Cell surface return of internalized Δ365 and 3K→R receptors. (A) Energy-dependent recycling of Ste3Δ365p. MATα GAL1-STE3Δ365 cells of strain NDY349 were cultured and treated with a-factor as described for Fig. 1. After the 45-min a-factor treatment, cells were collected and the intact cells were preparatively digested with extracellular proteases in the presence of energy poisons (10 mM sodium azide and 10 mM potassium fluoride). The shaved cells were then collected by centrifugation and restored to culture in fresh medium either lacking or containing the energy poisons.
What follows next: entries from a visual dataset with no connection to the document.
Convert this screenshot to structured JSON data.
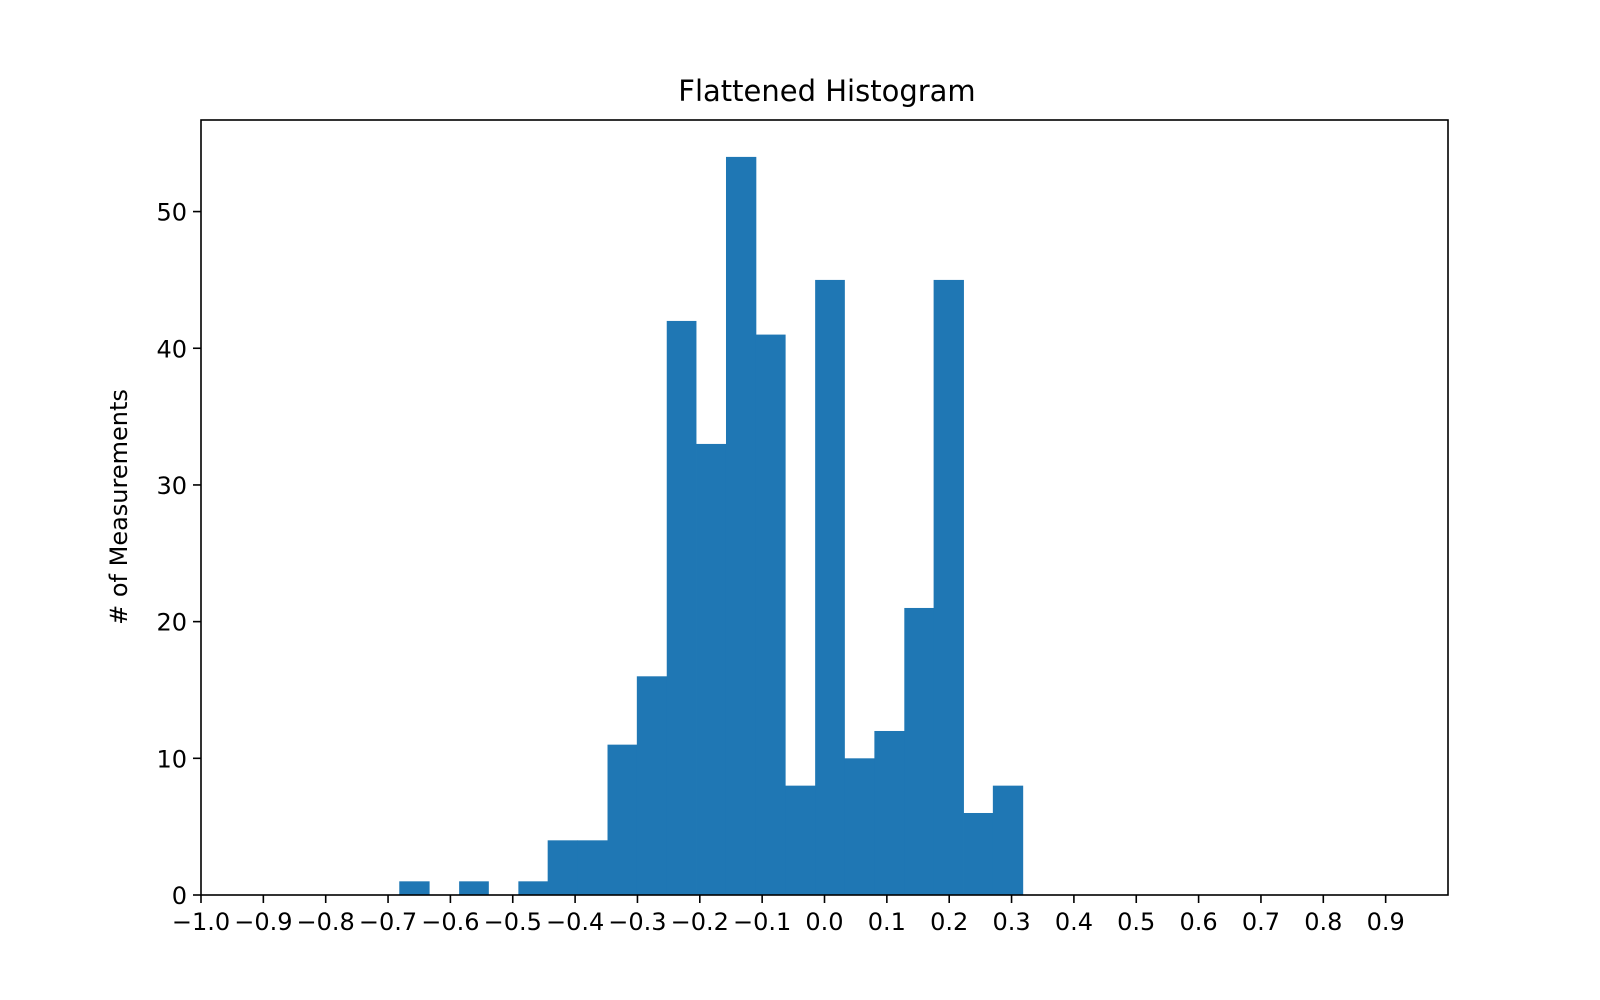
{
  "chart_data": {
    "type": "bar",
    "title": "Flattened Histogram",
    "xlabel": "",
    "ylabel": "# of Measurements",
    "bar_color": "#1f77b4",
    "xlim": [
      -1.0,
      1.0
    ],
    "ylim": [
      0,
      56.7
    ],
    "grid": false,
    "legend": "none",
    "bin_width": 0.0476,
    "bins": [
      {
        "x0": -0.682,
        "x1": -0.634,
        "count": 1
      },
      {
        "x0": -0.586,
        "x1": -0.539,
        "count": 1
      },
      {
        "x0": -0.491,
        "x1": -0.444,
        "count": 1
      },
      {
        "x0": -0.444,
        "x1": -0.396,
        "count": 4
      },
      {
        "x0": -0.396,
        "x1": -0.348,
        "count": 4
      },
      {
        "x0": -0.348,
        "x1": -0.301,
        "count": 11
      },
      {
        "x0": -0.301,
        "x1": -0.253,
        "count": 16
      },
      {
        "x0": -0.253,
        "x1": -0.206,
        "count": 42
      },
      {
        "x0": -0.206,
        "x1": -0.158,
        "count": 33
      },
      {
        "x0": -0.158,
        "x1": -0.11,
        "count": 54
      },
      {
        "x0": -0.11,
        "x1": -0.063,
        "count": 41
      },
      {
        "x0": -0.063,
        "x1": -0.015,
        "count": 8
      },
      {
        "x0": -0.015,
        "x1": 0.032,
        "count": 45
      },
      {
        "x0": 0.032,
        "x1": 0.08,
        "count": 10
      },
      {
        "x0": 0.08,
        "x1": 0.128,
        "count": 12
      },
      {
        "x0": 0.128,
        "x1": 0.175,
        "count": 21
      },
      {
        "x0": 0.175,
        "x1": 0.223,
        "count": 45
      },
      {
        "x0": 0.223,
        "x1": 0.27,
        "count": 6
      },
      {
        "x0": 0.27,
        "x1": 0.318,
        "count": 8
      }
    ],
    "xticks": [
      {
        "value": -1.0,
        "label": "−1.0"
      },
      {
        "value": -0.9,
        "label": "−0.9"
      },
      {
        "value": -0.8,
        "label": "−0.8"
      },
      {
        "value": -0.7,
        "label": "−0.7"
      },
      {
        "value": -0.6,
        "label": "−0.6"
      },
      {
        "value": -0.5,
        "label": "−0.5"
      },
      {
        "value": -0.4,
        "label": "−0.4"
      },
      {
        "value": -0.3,
        "label": "−0.3"
      },
      {
        "value": -0.2,
        "label": "−0.2"
      },
      {
        "value": -0.1,
        "label": "−0.1"
      },
      {
        "value": 0.0,
        "label": "0.0"
      },
      {
        "value": 0.1,
        "label": "0.1"
      },
      {
        "value": 0.2,
        "label": "0.2"
      },
      {
        "value": 0.3,
        "label": "0.3"
      },
      {
        "value": 0.4,
        "label": "0.4"
      },
      {
        "value": 0.5,
        "label": "0.5"
      },
      {
        "value": 0.6,
        "label": "0.6"
      },
      {
        "value": 0.7,
        "label": "0.7"
      },
      {
        "value": 0.8,
        "label": "0.8"
      },
      {
        "value": 0.9,
        "label": "0.9"
      }
    ],
    "yticks": [
      {
        "value": 0,
        "label": "0"
      },
      {
        "value": 10,
        "label": "10"
      },
      {
        "value": 20,
        "label": "20"
      },
      {
        "value": 30,
        "label": "30"
      },
      {
        "value": 40,
        "label": "40"
      },
      {
        "value": 50,
        "label": "50"
      }
    ]
  }
}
Culture aliquots were removed either before the initial treatment with a-factor, after the a-factor treatment, and at the indicated times after the restoration of the shaved cells to culture. Surface localization of the receptor at these timepoints was assessed via the intact cell proteolysis protocol (Materials and Methods). Finally, extracts were subjected to SDS-PAGE and Western analysis with Ste3p-specific antibodies. (B) Energy-dependent recycling of Ste3(3K→R)p. Cells of the MATα GAL1-STE3(3K→R) strain NDY841were cultured, treated with a-factor, and processed as described for A.